I had not thought I would ever have reason to see it through somebody else's eyes.

But here I was, at the kitchen table, anxiously awaiting the arrival of an unwelcome visitor.

Later I went into the living room, turned some music on low and lay down on the sofa.

Marianne lives in a new reality. She is still in the same place, but everything has changed. She has started school. But it is not with happy anticipation that she sets out every morning, but with anxiety and a tight cramp around her heart. The school is not far away and she walks by herself. But it feels as if something is pulling her back, doesn't want her to leave. She has to struggle to make the short walk every day. But returning home in the afternoon she runs as fast as she can, and she exits the elevator breathless. She listens at the door while she is groping for the key chain underneath her jacket.

She has her own key, because Mother is so often tired. She has a woman who comes to help every day. Mrs Andersson. Marianne hardly ever meets her, because she is there in the morning, never in the afternoon. In the afternoon Marianne is there.

When she gets inside she drops her school bag on the floor, kicks off her shoes and runs into the nursery. And each time she sits down on the floor and spies between the wooden bars, she is filled with the familiar warmth. She feels all soft inside and finally the cramp in her heart lets go. All is as it should be. If Daniel is asleep she gently reaches inside and places her hand on his stomach. Then she pulls it back and puts it against her nose and inhales his smell. Often she lies down on the mat beside the cot and closes her eyes till she hears him stir.

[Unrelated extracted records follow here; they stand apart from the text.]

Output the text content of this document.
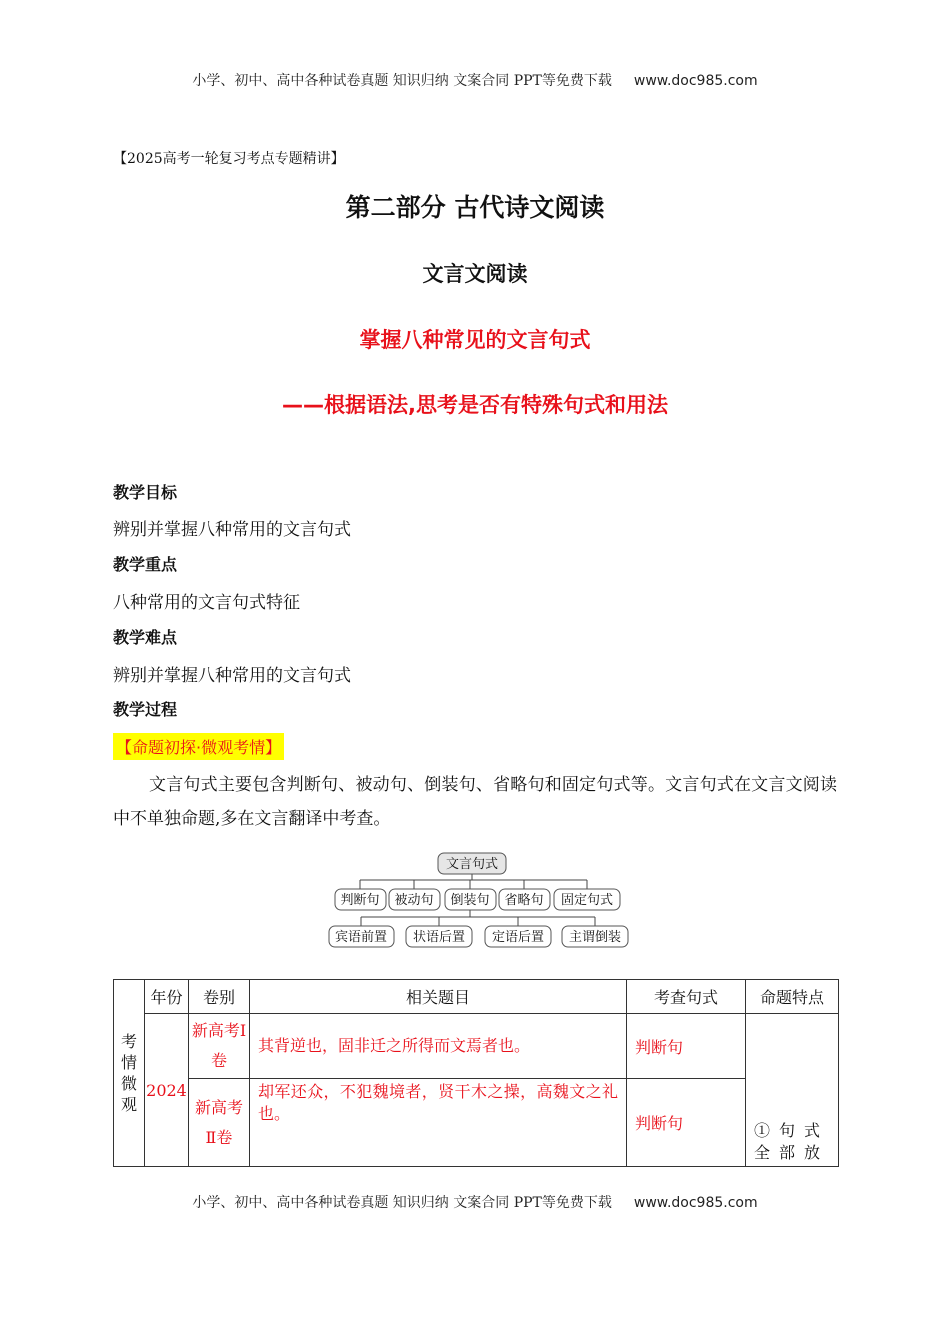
小学、初中、高中各种试卷真题 知识归纳 文案合同 PPT等免费下载 www.doc985.com
【2025高考一轮复习考点专题精讲】
第二部分 古代诗文阅读
文言文阅读
掌握八种常见的文言句式
——根据语法,思考是否有特殊句式和用法
教学目标
辨别并掌握八种常用的文言句式
教学重点
八种常用的文言句式特征
教学难点
辨别并掌握八种常用的文言句式
教学过程
【命题初探·微观考情】
文言句式主要包含判断句、被动句、倒装句、省略句和固定句式等。文言句式在文言文阅读中不单独命题,多在文言翻译中考查。
文言句式
判断句 被动句 倒装句 省略句 固定句式
宾语前置 状语后置 定语后置 主谓倒装
考情微观	年份	卷别	相关题目	考查句式	命题特点
	2024	新高考Ⅰ卷	其背逆也，固非迁之所得而文焉者也。	判断句	①句式全部放

		新高考Ⅱ卷	却军还众，不犯魏境者，贤干木之操，高魏文之礼也。	判断句	
小学、初中、高中各种试卷真题 知识归纳 文案合同 PPT等免费下载 www.doc985.com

Sometimes Daniel is already awake when she arrives, standing up in his cot holding on to the railing. When she steps through the door he smiles and bends his knees as if trying to jump, and rocks his body with a wide grin on his face. This means he wants to get out. And Marianne is allowed to lift him now. It's not easy but she manages because Daniel clings to her so tightly.

Then they play on the floor forever. Daniel can't walk but he can crawl, and he can stand up if he holds on to something. When he gets hungry she makes him a bottle and holds him on her lap while he drinks. If he is wet she changes his nappy. They manage very well on their own. They need nobody.

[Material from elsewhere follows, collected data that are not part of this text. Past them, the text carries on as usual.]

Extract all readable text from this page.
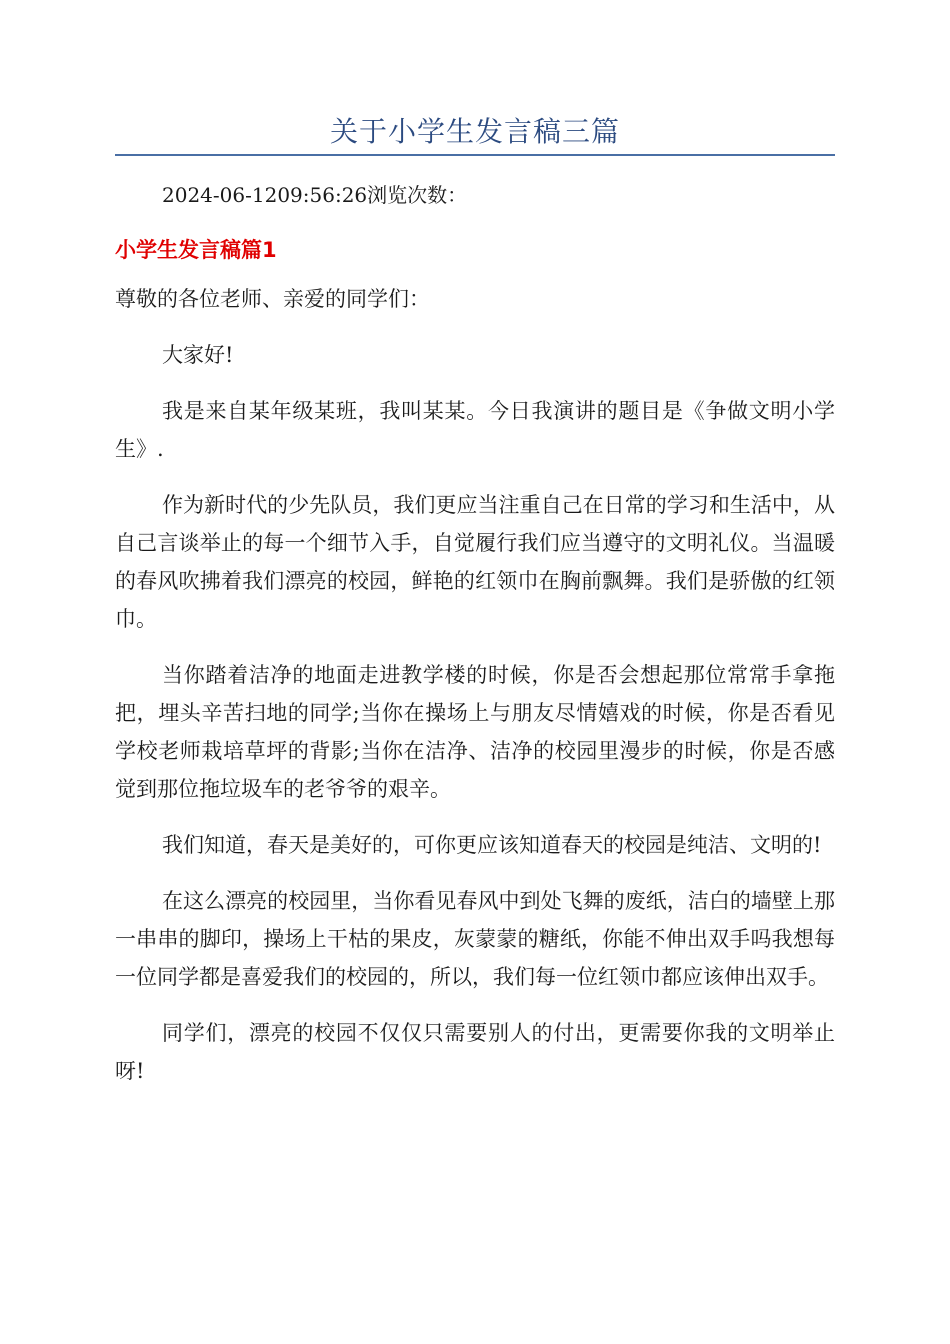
关于小学生发言稿三篇
2024-06-1209:56:26浏览次数：
小学生发言稿篇1

尊敬的各位老师、亲爱的同学们：

大家好!

我是来自某年级某班，我叫某某。今日我演讲的题目是《争做文明小学生》.

作为新时代的少先队员，我们更应当注重自己在日常的学习和生活中，从自己言谈举止的每一个细节入手，自觉履行我们应当遵守的文明礼仪。当温暖的春风吹拂着我们漂亮的校园，鲜艳的红领巾在胸前飘舞。我们是骄傲的红领巾。

当你踏着洁净的地面走进教学楼的时候，你是否会想起那位常常手拿拖把，埋头辛苦扫地的同学;当你在操场上与朋友尽情嬉戏的时候，你是否看见学校老师栽培草坪的背影;当你在洁净、洁净的校园里漫步的时候，你是否感觉到那位拖垃圾车的老爷爷的艰辛。

我们知道，春天是美好的，可你更应该知道春天的校园是纯洁、文明的!

在这么漂亮的校园里，当你看见春风中到处飞舞的废纸，洁白的墙壁上那一串串的脚印，操场上干枯的果皮，灰蒙蒙的糖纸，你能不伸出双手吗我想每一位同学都是喜爱我们的校园的，所以，我们每一位红领巾都应该伸出双手。

同学们，漂亮的校园不仅仅只需要别人的付出，更需要你我的文明举止呀!
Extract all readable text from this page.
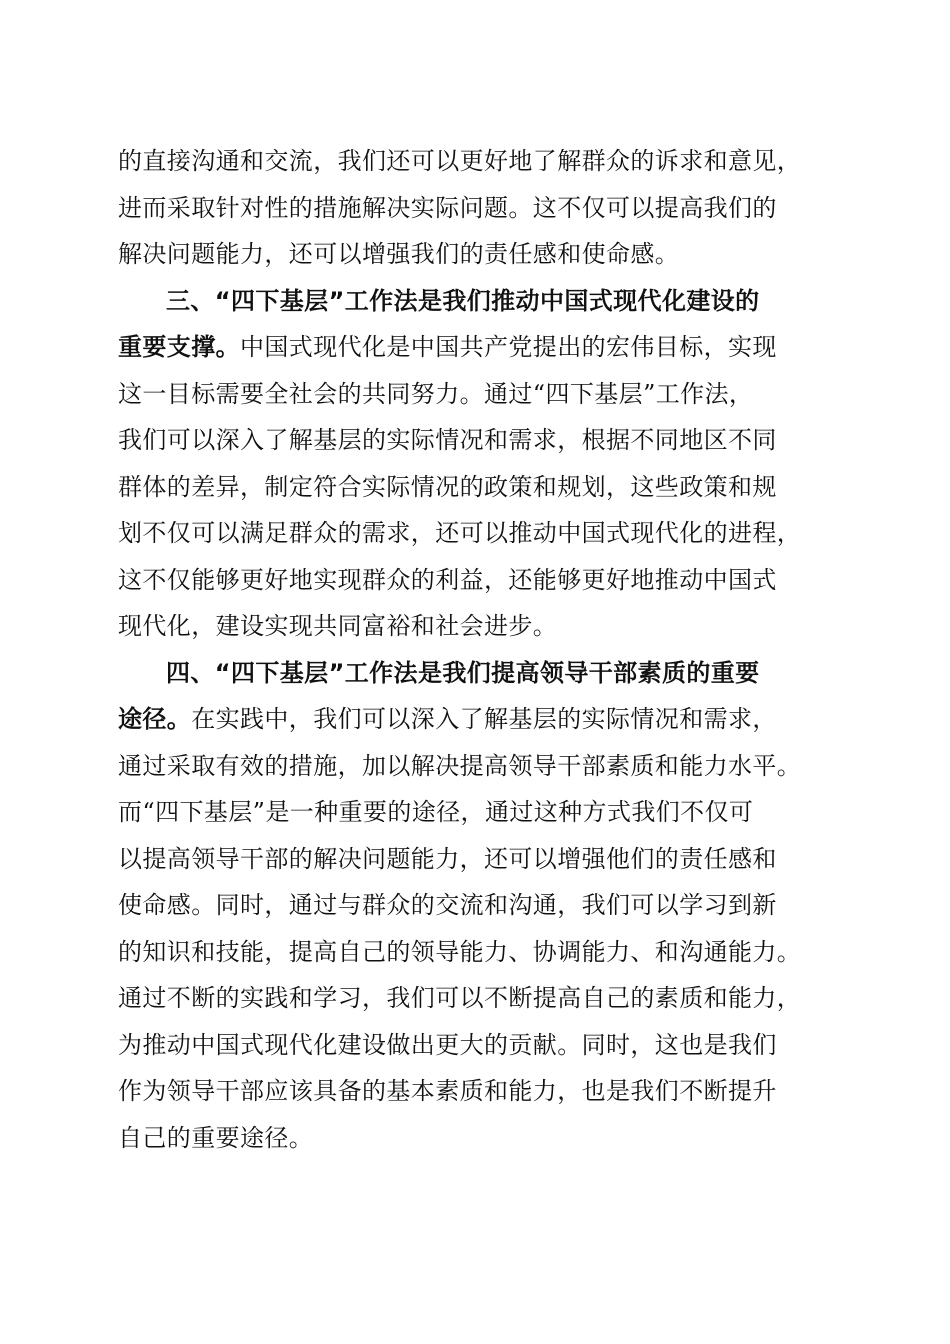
的直接沟通和交流，我们还可以更好地了解群众的诉求和意见，
进而采取针对性的措施解决实际问题。这不仅可以提高我们的
解决问题能力，还可以增强我们的责任感和使命感。
三、“四下基层”工作法是我们推动中国式现代化建设的
重要支撑。中国式现代化是中国共产党提出的宏伟目标，实现
这一目标需要全社会的共同努力。通过“四下基层”工作法，
我们可以深入了解基层的实际情况和需求，根据不同地区不同
群体的差异，制定符合实际情况的政策和规划，这些政策和规
划不仅可以满足群众的需求，还可以推动中国式现代化的进程，
这不仅能够更好地实现群众的利益，还能够更好地推动中国式
现代化，建设实现共同富裕和社会进步。
四、“四下基层”工作法是我们提高领导干部素质的重要
途径。在实践中，我们可以深入了解基层的实际情况和需求，
通过采取有效的措施，加以解决提高领导干部素质和能力水平。
而“四下基层”是一种重要的途径，通过这种方式我们不仅可
以提高领导干部的解决问题能力，还可以增强他们的责任感和
使命感。同时，通过与群众的交流和沟通，我们可以学习到新
的知识和技能，提高自己的领导能力、协调能力、和沟通能力。
通过不断的实践和学习，我们可以不断提高自己的素质和能力，
为推动中国式现代化建设做出更大的贡献。同时，这也是我们
作为领导干部应该具备的基本素质和能力，也是我们不断提升
自己的重要途径。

In the end Mother always turns up though. She moves slowly, and it looks as if she is not quite sure where she is heading. She never wears her nice dresses any more. Often she wears her old dressing gown well into the evening. When she spots Marianne she stops in the doorway and looks at her. She is holding her arms tightly around her chest as if she is cold. She looks at Marianne and smiles her sad smile. Then she nods slowly, before turning away and leaving. Marianne hugs Daniel even harder, sticking her nose in the space between his chin and his shoulder and inhaling the smell of him. In these moments everything feels all right.